A: I grew up and began recording in what I would call the “golden age” of popular music production. The deterioration of the “business” due to technology has really often times, cheapened the quality of what is out there in my opinion. I wanted to make a record that was on par with the great records that I cherished as a young artist. To do that the production had to be organic. Not dated, but yet with that grandeur that I expected to be turned on by when I was younger. I needed top players and arrangements to augment the song ideas that I had arrived at. I think we achieved that with “Across the Stars.”
Q: Do you feel that your music is giving you back just as much fulfillment as the amount of work you are putting into it, or are you expecting something more?
A: No one can describe the experience of hearing your work come to fruition…hearing that huge play back of your own creation come through the monitors. I have made quite a few big records with others, so I’m not naive to studio realizations, but after being behind the scenes for so long without any material of my own written or recorded, to hear my own songs like that is an amazing experience. Getting incredibly positive responses to the finished work from other people who I have worked with during my career is also extremely gratifying. I hope to get the music more out front in the public eye and reach that bigger audience. I’ve not had any negative responses as of yet, so my feeling is, it’s really just exposure. If I can get the music heard it will bring more success on all levels.

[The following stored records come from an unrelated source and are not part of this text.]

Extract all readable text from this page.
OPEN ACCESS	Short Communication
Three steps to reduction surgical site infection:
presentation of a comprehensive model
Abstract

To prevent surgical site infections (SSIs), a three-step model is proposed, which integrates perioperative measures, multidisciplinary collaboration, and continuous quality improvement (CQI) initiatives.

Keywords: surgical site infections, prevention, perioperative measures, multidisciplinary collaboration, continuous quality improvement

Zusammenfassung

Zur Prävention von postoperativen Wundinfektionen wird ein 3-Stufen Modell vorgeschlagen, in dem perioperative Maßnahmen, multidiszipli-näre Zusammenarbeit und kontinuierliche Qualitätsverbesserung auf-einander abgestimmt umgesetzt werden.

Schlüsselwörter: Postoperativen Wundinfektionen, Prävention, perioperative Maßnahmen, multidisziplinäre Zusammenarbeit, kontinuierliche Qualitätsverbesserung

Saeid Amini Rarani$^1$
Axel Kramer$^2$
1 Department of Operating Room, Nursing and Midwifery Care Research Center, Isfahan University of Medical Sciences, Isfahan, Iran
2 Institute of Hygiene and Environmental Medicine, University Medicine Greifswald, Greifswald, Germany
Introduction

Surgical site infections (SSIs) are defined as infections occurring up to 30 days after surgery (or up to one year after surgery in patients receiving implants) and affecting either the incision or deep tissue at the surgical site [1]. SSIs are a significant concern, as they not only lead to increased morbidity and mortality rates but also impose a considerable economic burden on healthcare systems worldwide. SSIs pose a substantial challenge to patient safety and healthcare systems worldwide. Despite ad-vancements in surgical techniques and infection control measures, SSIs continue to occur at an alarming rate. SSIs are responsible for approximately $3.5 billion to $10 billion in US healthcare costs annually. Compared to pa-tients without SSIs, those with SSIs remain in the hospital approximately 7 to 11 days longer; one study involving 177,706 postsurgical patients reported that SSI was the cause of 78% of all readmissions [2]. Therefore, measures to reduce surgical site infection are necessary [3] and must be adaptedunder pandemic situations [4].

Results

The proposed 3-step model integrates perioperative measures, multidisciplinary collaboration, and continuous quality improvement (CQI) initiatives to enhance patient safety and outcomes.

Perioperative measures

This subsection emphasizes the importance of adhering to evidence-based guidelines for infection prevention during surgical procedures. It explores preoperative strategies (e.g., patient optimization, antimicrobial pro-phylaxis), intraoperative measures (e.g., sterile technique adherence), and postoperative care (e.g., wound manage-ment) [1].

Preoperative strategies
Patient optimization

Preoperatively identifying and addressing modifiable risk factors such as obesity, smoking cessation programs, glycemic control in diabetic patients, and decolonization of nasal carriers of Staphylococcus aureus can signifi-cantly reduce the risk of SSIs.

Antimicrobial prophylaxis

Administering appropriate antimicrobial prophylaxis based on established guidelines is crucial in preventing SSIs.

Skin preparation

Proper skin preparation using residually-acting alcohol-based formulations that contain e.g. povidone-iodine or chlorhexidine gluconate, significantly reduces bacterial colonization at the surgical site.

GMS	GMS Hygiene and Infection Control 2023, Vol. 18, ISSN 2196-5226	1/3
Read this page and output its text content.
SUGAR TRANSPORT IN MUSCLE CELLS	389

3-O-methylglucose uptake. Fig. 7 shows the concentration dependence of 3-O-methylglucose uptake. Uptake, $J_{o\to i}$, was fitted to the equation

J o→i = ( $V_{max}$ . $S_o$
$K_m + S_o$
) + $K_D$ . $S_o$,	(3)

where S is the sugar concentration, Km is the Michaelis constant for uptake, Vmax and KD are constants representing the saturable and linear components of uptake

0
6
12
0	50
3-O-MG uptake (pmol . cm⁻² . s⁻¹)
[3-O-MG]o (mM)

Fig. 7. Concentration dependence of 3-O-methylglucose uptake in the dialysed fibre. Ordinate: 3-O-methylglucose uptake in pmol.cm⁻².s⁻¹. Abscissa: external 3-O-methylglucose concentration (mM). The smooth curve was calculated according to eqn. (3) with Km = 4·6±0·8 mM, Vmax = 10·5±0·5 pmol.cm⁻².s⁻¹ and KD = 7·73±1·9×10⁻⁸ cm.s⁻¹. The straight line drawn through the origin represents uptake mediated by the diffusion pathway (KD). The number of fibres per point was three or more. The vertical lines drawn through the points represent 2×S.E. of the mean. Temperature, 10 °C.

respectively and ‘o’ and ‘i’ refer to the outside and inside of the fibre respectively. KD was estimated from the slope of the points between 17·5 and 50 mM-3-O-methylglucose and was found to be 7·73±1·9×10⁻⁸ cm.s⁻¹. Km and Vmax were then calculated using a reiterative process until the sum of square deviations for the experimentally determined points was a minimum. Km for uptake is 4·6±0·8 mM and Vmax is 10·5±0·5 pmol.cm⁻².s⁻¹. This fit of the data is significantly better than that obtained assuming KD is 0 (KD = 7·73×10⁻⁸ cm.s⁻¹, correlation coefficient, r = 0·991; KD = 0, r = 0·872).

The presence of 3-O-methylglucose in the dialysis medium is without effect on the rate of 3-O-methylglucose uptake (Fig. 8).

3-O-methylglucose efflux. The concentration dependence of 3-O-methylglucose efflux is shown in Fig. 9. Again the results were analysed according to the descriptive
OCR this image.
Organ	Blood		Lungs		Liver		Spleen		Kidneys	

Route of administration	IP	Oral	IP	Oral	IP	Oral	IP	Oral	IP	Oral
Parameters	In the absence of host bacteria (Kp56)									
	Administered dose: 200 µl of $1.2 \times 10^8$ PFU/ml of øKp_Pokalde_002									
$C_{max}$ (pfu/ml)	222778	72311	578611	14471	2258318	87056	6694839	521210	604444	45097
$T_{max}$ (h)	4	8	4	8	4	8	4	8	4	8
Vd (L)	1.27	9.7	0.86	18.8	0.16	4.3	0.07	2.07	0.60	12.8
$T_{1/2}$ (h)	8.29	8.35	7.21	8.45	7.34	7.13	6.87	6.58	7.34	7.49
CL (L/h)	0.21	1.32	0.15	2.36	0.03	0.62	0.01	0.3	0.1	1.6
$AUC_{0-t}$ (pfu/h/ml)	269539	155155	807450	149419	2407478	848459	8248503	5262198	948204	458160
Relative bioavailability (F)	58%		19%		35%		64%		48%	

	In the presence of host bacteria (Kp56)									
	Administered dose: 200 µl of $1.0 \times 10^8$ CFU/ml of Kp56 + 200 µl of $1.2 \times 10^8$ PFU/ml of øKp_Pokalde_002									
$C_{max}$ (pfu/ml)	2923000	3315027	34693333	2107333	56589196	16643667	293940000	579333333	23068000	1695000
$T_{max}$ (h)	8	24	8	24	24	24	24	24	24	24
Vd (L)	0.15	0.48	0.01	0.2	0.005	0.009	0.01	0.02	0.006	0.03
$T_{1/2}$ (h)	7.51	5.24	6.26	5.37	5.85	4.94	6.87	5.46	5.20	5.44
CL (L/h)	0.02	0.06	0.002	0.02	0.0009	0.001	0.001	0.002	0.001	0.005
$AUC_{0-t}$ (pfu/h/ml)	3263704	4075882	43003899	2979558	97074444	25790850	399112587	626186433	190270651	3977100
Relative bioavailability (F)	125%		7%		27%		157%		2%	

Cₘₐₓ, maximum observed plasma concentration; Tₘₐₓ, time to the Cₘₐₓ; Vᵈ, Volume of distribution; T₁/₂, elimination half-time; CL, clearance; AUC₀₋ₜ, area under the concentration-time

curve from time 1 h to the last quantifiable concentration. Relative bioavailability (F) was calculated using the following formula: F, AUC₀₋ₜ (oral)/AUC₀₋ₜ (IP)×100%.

Q: Could you describe your creative processes? How do usually start, and go about shaping ideas into a completed song?
A: My friend Vince Mariani, taught me a lot about writing and publishing. “Song” is legally, lyric and melody only, in a vocal piece. I write a LOT of my songs a cappella at first, and then add the accompaniment later. I feel I need to be able to sing it a cappella and have it stand. Otherwise, it’s not strong enough probably. So that is often how it begins. Maybe I have a line around for a while. I play with things to go around it. Sometimes it takes years. I had the line “everybody’s gonna let you down” around for a decade before the rest of the song wrote itself one afternoon in 20 minutes. Sometimes it’s a little chord form that starts things off. That was how “Across the Stars” happened. That little musical figure that opens…showed up on a friend’s guitar during a break in a session. I took the guitar home and finished a verse and refrain. That took another year or so to get completed. Sometimes I’ll just write while traveling. Walking around somewhere working out the lyrics and melody. I finished a song last year for my next album. It’s called “The Scrap Book.” I wrote the chorus walking around in Central Park in November of 2019 just before Covid hit.
Q: What has been the most difficult thing you’ve had to endure in your life or music career so far?
A: I was the original drummer in the four-piece band named Christopher Cross. Having that band identity lifted from us and turned into a solo artist and being cut out of the financial successes of that record has been a definite dark cloud that hangs over me a lot.
Q: On the contrary, what would you consider a successful, proud or significant point in your life or music career so far?
A: I would have to say having Michael Omartian think so highly of my music and having him be so genuinely enthusiastic about being involved in the production of my work. I mean…how huge is that? The man sold over 350 MILLION hard copy albums in his career as either a writer, producer, or performer or a combination of those. He’s one of the most accoladed people in the pop music industry over five decades.